I agree with the approach in terms of leaching. People do need to find a surface leach process rather than dissolving loads of base metals on this kind of gear. I don't advocate the sulphuric cell personally. It's vile and remarkably unsafe when used with a jam jar/home material setup.

Frankly the eco goldex stuff appears better overall.
 
I didn't think anyone was being harsh, just trying to drive a point home to me. Yes, I'm reading my Ammens and Hoke. Ammens kinda lost me this time. Going to look up leaching too. I'm getting old enough to want to take short cuts. Which isn't safe or good for my brain. Wanted you guys to tell me everything I had to do, and that's not right either. So, with that said, Everything you all have said already, Thanks for helping!
Leaching sounds interesting, also. So I'm off to study up on these last 2 methods. I'm never too old to learn new stuff!......
 
Well, I've been checking out the reverse electroplating method. While I've been waiting for my order of 93% sulfuric acid to arrive, I tried out a small (just 2 parts) batch using the battery acid I had bought. And found out it does just what Goran said. It worked a little bit but then started coating the item with copper from the basket. But, aside from that, the battery charger I was using kept cutting out, like it was on a trickle charge. I had it set on 2 amps and 6 volts, then 2 amps and 12 volts. Both times it started cutting out and then it finally just quit. On this particular charger the next amp setting was 15 and I didn't want to go there. So, I went and bought me a little charger today that is only 4 amps. with 6/12 volts settings. Anyways, this charger is a High Frequency charger/maintainer. Is this going to ....not work with what I'm trying to do? It's a Viking 4 amp fully automatic microprocessor controlled battery charger/maintainer.
 
When it comes to electrochemistry, a smart battery charger is not a good choice. It finds out that it isn't a battery it tries to charge and treats it as either a fully drained battery or a faulty battery. Old time battery chargers with a big transformer, rectifier... and that's it, is a lot better. It will deliver the power you want until it blows a fuse.
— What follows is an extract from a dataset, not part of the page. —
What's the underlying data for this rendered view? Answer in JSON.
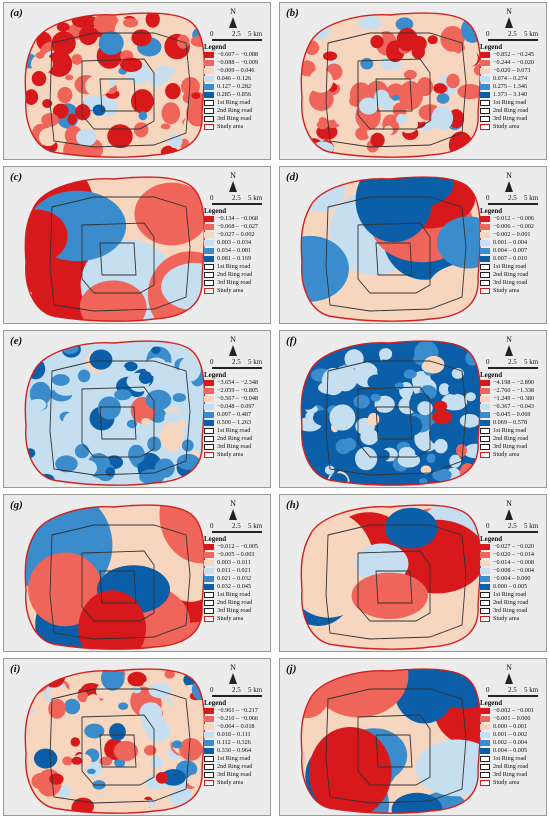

Best thing to use is a lab power unit. With both voltage and maximum amperage settings. Then you can fine-tune the reaction. It works for smaller units, for a larger setup there are specially made power supplies for electrolytic baths.

Göran
 
OK, Thank-you. I'm going to return the little charger and ask around for an old one. One of our friends has got to have one sitting around in their garage or back shed. I've got my concentrated sulfuric acid and I don't want to mess with it until I've got everything else set up right. One other thing, does it make any difference if I use a thin sheet of copper with a zillion holes punched in it, or should I use copper mesh? :?